The fees will cover about 30 percent of the total cost of construction of the new stations, fire officials said. About 70 percent would be funded by residents and businesses in the RFA district.

“When Kent is growing, which is something we all want, we can’t just rely on the same old fire stations to keep serving a bigger and bigger population,” Councilman Dennis Higgins said at the council meeting. “That’s what the fire impact fees are designed to help out with – to build a more robust fire department to handle the bigger Kent that we all say we want to build.”

The RFA plans to build stations on the East Hill at Southeast 217th Street and 108th Avenue Southeast, in the valley at 407 Washington Avenue and on the West Hill at South 231st Way and Riverview Boulevard. Construction is expected between 2019 and 2026.

The agency also proposes to close Station 75, 15635 S.E. 272nd St., in order to move the station westward, closer to Kent, and open another station in the southern part of Covington. Those two new stations would open in 2032 and 2033.

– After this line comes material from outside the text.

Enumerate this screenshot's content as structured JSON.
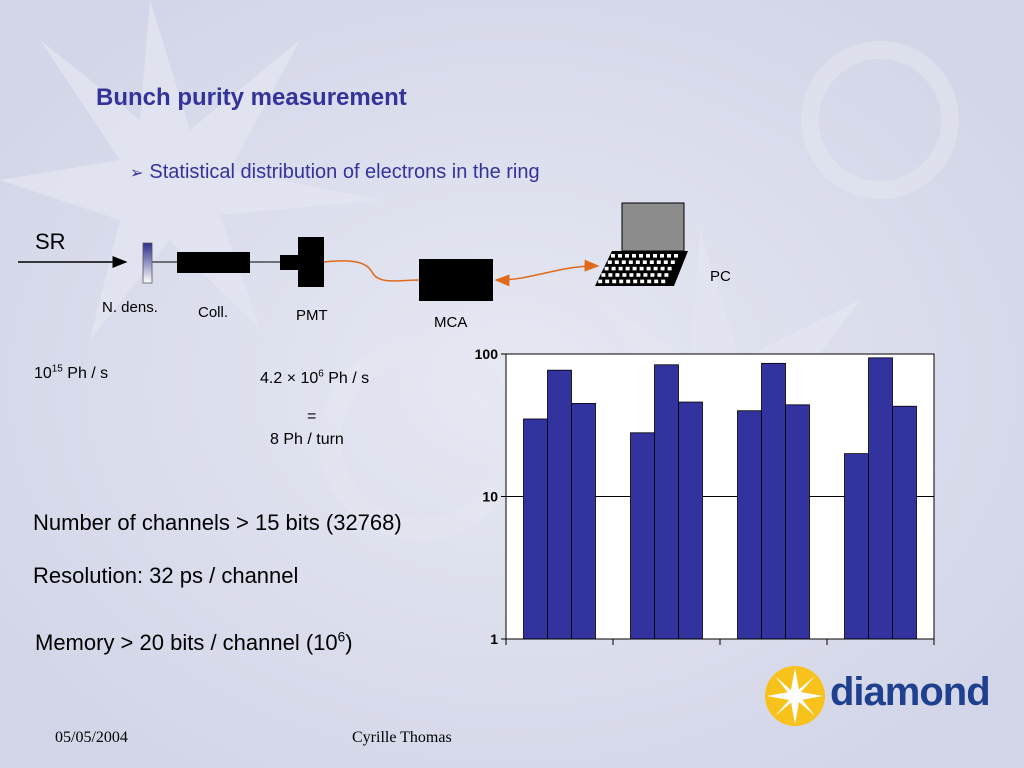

“I’m proud we passed that impact fee,” Higgins said. “It was very, very needed and very, very well justified.”

Council President Dana Ralph said potential deferral of fire impact fees for developers will be part of an ongoing conversation among city officials.

“We will start working on the ordinance to look at that deferment as soon as possible, so that will be happening sooner than later,” Ralph said. “It is in the process and not something that we have overlooked. There are several other impact fees we will be looking at at the same time.”

The city also imposes on developers school impact fees to help pay for new schools and transportation impact fees to help pay for streets.